Steven’s friends share their stories

Jerome C. Pandell

Although Dance Marathon 2002 did not have guest appearances from Jeff Probst and Scott Wolf, dancers said they were motivated by something most of them called far more emotional: testimonials from Friends for Steven families who have been impacted by the effects of neuroblastoma.

Often shedding tears and giving the speakers standing ovations, dancers paused every few hours to listen to the stories of the Newkirk and other families whose children have battled the disease.

In his testimonial about the spirit of Steven Newkirk, the child for whom Friends for Steven is named, pediatric oncologist Howard Katzenstein discussed his bond to the child both as a doctor at Children’s Memorial Hospital, which handles the majority of neuroblastoma patients in Illinois, and as a neighbor.

When he moved across the street from the Newkirk family, Katzenstein said Steven hoped he would never have to return to the hospital since his new neighbor was a doctor.

But Steven had a relapse and returned to the hospital and died in 1999 because of complications from neuroblastoma treatment. Katzenstein said Steven tried to make the best of his time there, however, and even played a joke on the doctor for his 8th birthday.

“Steven asked me to sing him ‘Happy Birthday, ‘” said Katzenstein, who also serves on the executive board of Friends for Steven. “But he had pressed the nurse’s call button so all the nurses and doctors and hospital staff could hear me.”

Katzenstein said the dancers should be inspired not only by the children who have successfully fought neuroblastoma but also by those who still are battling the disease.

“What you’re doing is proof that everyone can make a difference,” Katzenstein told the dancers. “These dollars are going to help cure that child out there playing soccer or who maybe has not even been born yet.”
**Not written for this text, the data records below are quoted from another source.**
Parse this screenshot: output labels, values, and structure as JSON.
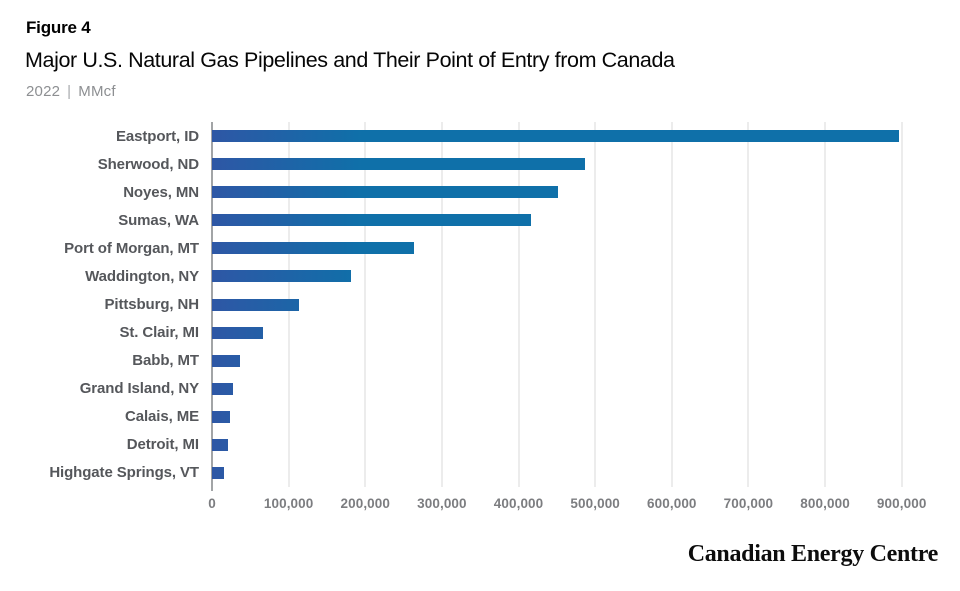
{
  "figure_label": "Figure 4",
  "title": "Major U.S. Natural Gas Pipelines and Their Point of Entry from Canada",
  "subtitle": {
    "year": "2022",
    "separator": "|",
    "unit": "MMcf"
  },
  "footer": {
    "brand": "Canadian Energy Centre"
  },
  "colors": {
    "bar_gradient_start": "#2e57a5",
    "bar_gradient_end": "#0f70a9",
    "axis_line": "#a2a4a6",
    "gridline": "#d8d9da",
    "category_label": "#55575b",
    "tick_label": "#7c7d80",
    "subtitle_text": "#8d8f92"
  },
  "chart_data": {
    "type": "bar",
    "orientation": "horizontal",
    "title": "Major U.S. Natural Gas Pipelines and Their Point of Entry from Canada",
    "subtitle": "2022 | MMcf",
    "unit": "MMcf",
    "xlabel": "",
    "ylabel": "",
    "grid": "vertical-only",
    "legend": "none",
    "xlim": [
      0,
      950000
    ],
    "xticks": [
      0,
      100000,
      200000,
      300000,
      400000,
      500000,
      600000,
      700000,
      800000,
      900000
    ],
    "xtick_labels": [
      "0",
      "100,000",
      "200,000",
      "300,000",
      "400,000",
      "500,000",
      "600,000",
      "700,000",
      "800,000",
      "900,000"
    ],
    "categories": [
      "Eastport, ID",
      "Sherwood, ND",
      "Noyes, MN",
      "Sumas, WA",
      "Port of Morgan, MT",
      "Waddington, NY",
      "Pittsburg, NH",
      "St. Clair, MI",
      "Babb, MT",
      "Grand Island, NY",
      "Calais, ME",
      "Detroit, MI",
      "Highgate Springs, VT"
    ],
    "values": [
      897000,
      487000,
      452000,
      416000,
      263000,
      182000,
      114000,
      67000,
      37000,
      28000,
      23000,
      21000,
      16000
    ]
  }
}
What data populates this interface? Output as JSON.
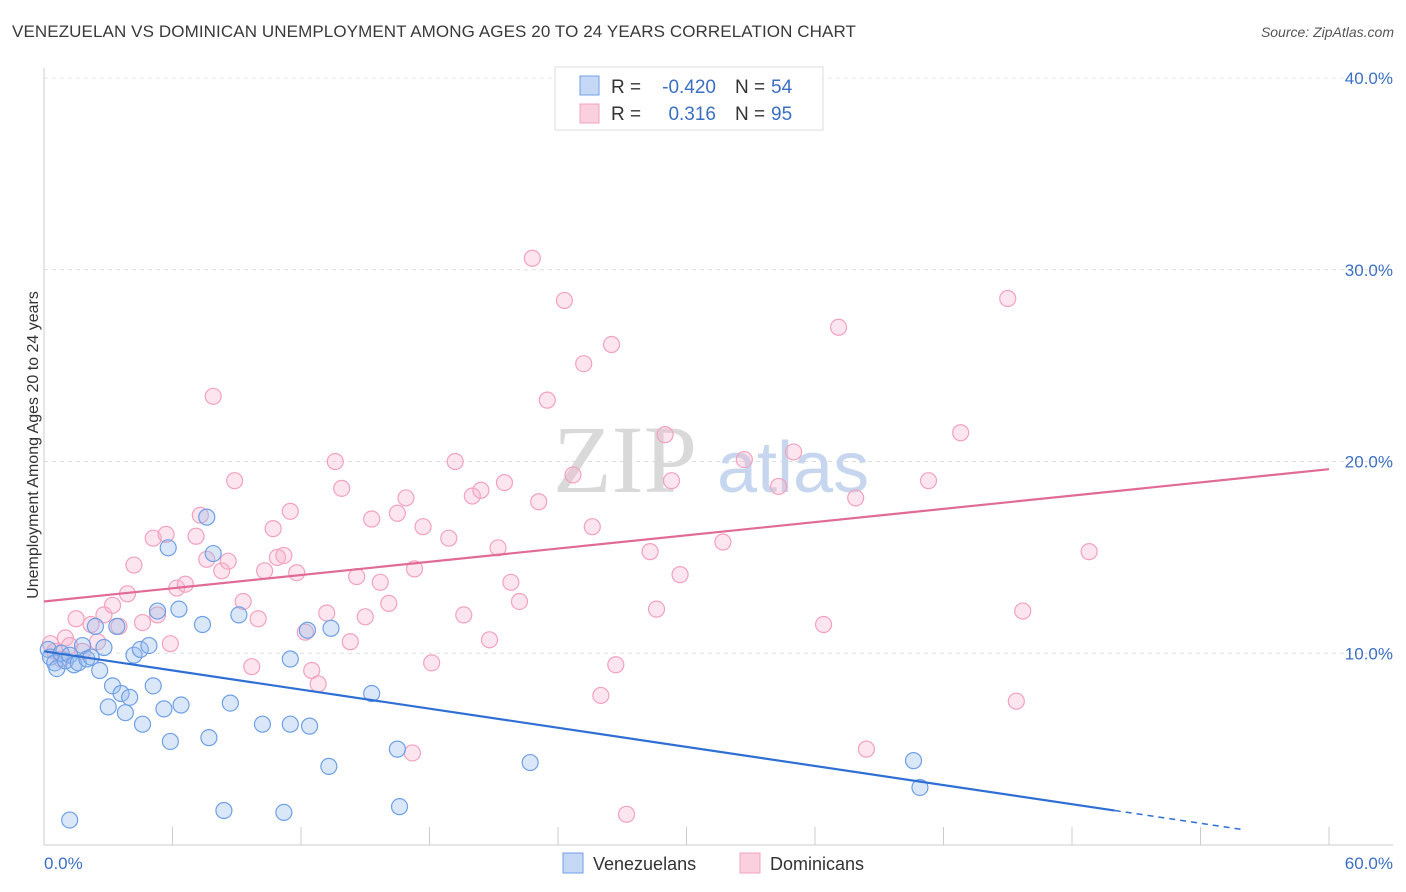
{
  "chart_data": {
    "type": "scatter",
    "title": "VENEZUELAN VS DOMINICAN UNEMPLOYMENT AMONG AGES 20 TO 24 YEARS CORRELATION CHART",
    "source": "Source: ZipAtlas.com",
    "ylabel": "Unemployment Among Ages 20 to 24 years",
    "xlim": [
      0,
      60
    ],
    "ylim": [
      0,
      40
    ],
    "x_tick_labels": [
      "0.0%",
      "60.0%"
    ],
    "y_ticks": [
      10,
      20,
      30,
      40
    ],
    "y_tick_labels": [
      "10.0%",
      "20.0%",
      "30.0%",
      "40.0%"
    ],
    "watermark": {
      "zip": "ZIP",
      "atlas": "atlas"
    },
    "legend": {
      "r_label": "R =",
      "n_label": "N =",
      "entries": [
        {
          "r": "-0.420",
          "n": "54"
        },
        {
          "r": "0.316",
          "n": "95"
        }
      ]
    },
    "series": [
      {
        "name": "Venezuelans",
        "color": "#6fa0e6",
        "line_color": "#2f6fd4",
        "trend": {
          "x0": 0,
          "y0": 10.1,
          "x1": 56.0,
          "y1": 0.8,
          "solid_until": 50.0
        },
        "points": [
          [
            0.2,
            10.2
          ],
          [
            0.3,
            9.8
          ],
          [
            0.5,
            9.5
          ],
          [
            0.6,
            9.2
          ],
          [
            0.8,
            10.0
          ],
          [
            1.0,
            9.6
          ],
          [
            1.2,
            9.9
          ],
          [
            1.4,
            9.4
          ],
          [
            1.6,
            9.5
          ],
          [
            1.8,
            10.4
          ],
          [
            2.0,
            9.7
          ],
          [
            2.2,
            9.8
          ],
          [
            2.4,
            11.4
          ],
          [
            2.6,
            9.1
          ],
          [
            2.8,
            10.3
          ],
          [
            3.0,
            7.2
          ],
          [
            3.2,
            8.3
          ],
          [
            3.4,
            11.4
          ],
          [
            3.6,
            7.9
          ],
          [
            3.8,
            6.9
          ],
          [
            4.0,
            7.7
          ],
          [
            4.2,
            9.9
          ],
          [
            4.5,
            10.2
          ],
          [
            4.6,
            6.3
          ],
          [
            4.9,
            10.4
          ],
          [
            5.1,
            8.3
          ],
          [
            5.3,
            12.2
          ],
          [
            5.6,
            7.1
          ],
          [
            5.8,
            15.5
          ],
          [
            5.9,
            5.4
          ],
          [
            6.3,
            12.3
          ],
          [
            6.4,
            7.3
          ],
          [
            7.4,
            11.5
          ],
          [
            7.6,
            17.1
          ],
          [
            7.7,
            5.6
          ],
          [
            7.9,
            15.2
          ],
          [
            8.4,
            1.8
          ],
          [
            8.7,
            7.4
          ],
          [
            9.1,
            12.0
          ],
          [
            10.2,
            6.3
          ],
          [
            11.2,
            1.7
          ],
          [
            11.5,
            9.7
          ],
          [
            11.5,
            6.3
          ],
          [
            12.3,
            11.2
          ],
          [
            12.4,
            6.2
          ],
          [
            13.3,
            4.1
          ],
          [
            13.4,
            11.3
          ],
          [
            15.3,
            7.9
          ],
          [
            16.5,
            5.0
          ],
          [
            16.6,
            2.0
          ],
          [
            22.7,
            4.3
          ],
          [
            1.2,
            1.3
          ],
          [
            40.6,
            4.4
          ],
          [
            40.9,
            3.0
          ]
        ]
      },
      {
        "name": "Dominicans",
        "color": "#f2a2bd",
        "line_color": "#e06b96",
        "trend": {
          "x0": 0,
          "y0": 12.7,
          "x1": 60.0,
          "y1": 19.6
        },
        "points": [
          [
            0.3,
            10.5
          ],
          [
            0.5,
            10.1
          ],
          [
            0.8,
            9.7
          ],
          [
            1.0,
            10.8
          ],
          [
            1.2,
            10.4
          ],
          [
            1.5,
            11.8
          ],
          [
            1.8,
            10.1
          ],
          [
            2.2,
            11.5
          ],
          [
            2.5,
            10.6
          ],
          [
            2.8,
            12.0
          ],
          [
            3.2,
            12.5
          ],
          [
            3.5,
            11.4
          ],
          [
            3.9,
            13.1
          ],
          [
            4.2,
            14.6
          ],
          [
            4.6,
            11.6
          ],
          [
            5.1,
            16.0
          ],
          [
            5.3,
            12.0
          ],
          [
            5.7,
            16.2
          ],
          [
            5.9,
            10.5
          ],
          [
            6.2,
            13.4
          ],
          [
            6.6,
            13.6
          ],
          [
            7.1,
            16.1
          ],
          [
            7.3,
            17.2
          ],
          [
            7.6,
            14.9
          ],
          [
            7.9,
            23.4
          ],
          [
            8.3,
            14.3
          ],
          [
            8.6,
            14.8
          ],
          [
            8.9,
            19.0
          ],
          [
            9.3,
            12.7
          ],
          [
            9.7,
            9.3
          ],
          [
            10.0,
            11.8
          ],
          [
            10.3,
            14.3
          ],
          [
            10.7,
            16.5
          ],
          [
            10.9,
            15.0
          ],
          [
            11.2,
            15.1
          ],
          [
            11.5,
            17.4
          ],
          [
            11.8,
            14.2
          ],
          [
            12.2,
            11.1
          ],
          [
            12.5,
            9.1
          ],
          [
            12.8,
            8.4
          ],
          [
            13.2,
            12.1
          ],
          [
            13.6,
            20.0
          ],
          [
            13.9,
            18.6
          ],
          [
            14.3,
            10.6
          ],
          [
            14.6,
            14.0
          ],
          [
            15.0,
            11.9
          ],
          [
            15.3,
            17.0
          ],
          [
            15.7,
            13.7
          ],
          [
            16.1,
            12.6
          ],
          [
            16.5,
            17.3
          ],
          [
            16.9,
            18.1
          ],
          [
            17.3,
            14.4
          ],
          [
            17.7,
            16.6
          ],
          [
            18.1,
            9.5
          ],
          [
            18.9,
            16.0
          ],
          [
            19.2,
            20.0
          ],
          [
            19.6,
            12.0
          ],
          [
            20.0,
            18.2
          ],
          [
            20.4,
            18.5
          ],
          [
            20.8,
            10.7
          ],
          [
            21.2,
            15.5
          ],
          [
            21.5,
            18.9
          ],
          [
            21.8,
            13.7
          ],
          [
            22.2,
            12.7
          ],
          [
            22.8,
            30.6
          ],
          [
            23.1,
            17.9
          ],
          [
            23.5,
            23.2
          ],
          [
            24.3,
            28.4
          ],
          [
            24.7,
            19.3
          ],
          [
            25.2,
            25.1
          ],
          [
            25.6,
            16.6
          ],
          [
            26.0,
            7.8
          ],
          [
            26.5,
            26.1
          ],
          [
            26.7,
            9.4
          ],
          [
            27.2,
            1.6
          ],
          [
            28.3,
            15.3
          ],
          [
            28.6,
            12.3
          ],
          [
            29.0,
            21.4
          ],
          [
            29.3,
            19.0
          ],
          [
            29.7,
            14.1
          ],
          [
            31.7,
            15.8
          ],
          [
            32.7,
            20.1
          ],
          [
            34.3,
            18.7
          ],
          [
            35.0,
            20.5
          ],
          [
            36.4,
            11.5
          ],
          [
            37.1,
            27.0
          ],
          [
            37.9,
            18.1
          ],
          [
            38.4,
            5.0
          ],
          [
            41.3,
            19.0
          ],
          [
            42.8,
            21.5
          ],
          [
            45.0,
            28.5
          ],
          [
            45.4,
            7.5
          ],
          [
            45.7,
            12.2
          ],
          [
            48.8,
            15.3
          ],
          [
            17.2,
            4.8
          ]
        ]
      }
    ]
  }
}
Comparing the difference between hearing the testimonials this year with last year’s celebrity focus, Weinberg sophomore Tanya Colburn called the family appearances “sobering and meaningful” and said they put DM’s purpose into perspective.

“Last year, we had a lot of celebrities and not as many testimonials,” Colburn said. “But (this year) rather than hearing Scott Wolf speak, we got to hear from the Newkirk family.”
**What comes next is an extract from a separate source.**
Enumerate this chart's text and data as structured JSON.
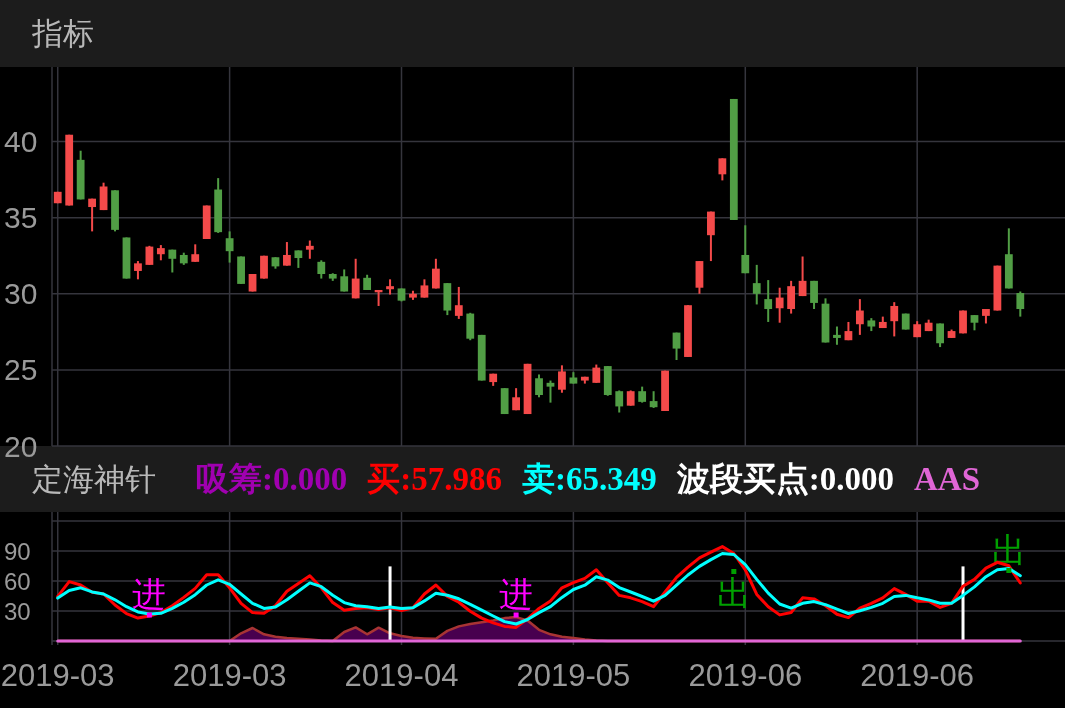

DM Executive Co-chairwoman Michelle Madigan echoed Colburn’s sentiments, saying the speakers conveyed the “power of love,” this year’s theme, during the 30 hours of dancing.

“We didn’t need celebrities with the amount of speakers we had,” said Madigan, a Medill senior. “They were our celebrities.”

Beth Newkirk, Steven’s mother and co-founder of the charity, said Friends for Steven has developed strong bonds with DM throughout the year. The groups have merged into a family with a common purpose, she said.

DM’s check of about $380,054 given to the charity at the end of the event is more money than Friends for Steven has raised all together since its founding in 1997, she said.

Newkirk said the organization’s immediate goal is to fund research that will develop less toxic treatments for children with neuroblastoma, like Francesca “Frenchie” Persico. Francesca’s mother, Chris Persico, told dancers Saturday that the debilitating treatments associated with a neuroblastoma relapse give children almost no chance of survival.

Ray Asher provided the event’s last testimonial Saturday night, telling dancers that although treatments for his son Javi worked initially, soon he couldn’t walk five feet without falling. Better treatments could allow him to continue hitting overhand fastballs, but still be able to run the bases after, he said.

“Neuroblastoma research is so underfunded. This event is such a coup,” Asher said. “As long as our children are alive, (my family) hopes there’s something around the corner at Children’s Memorial Hospital.”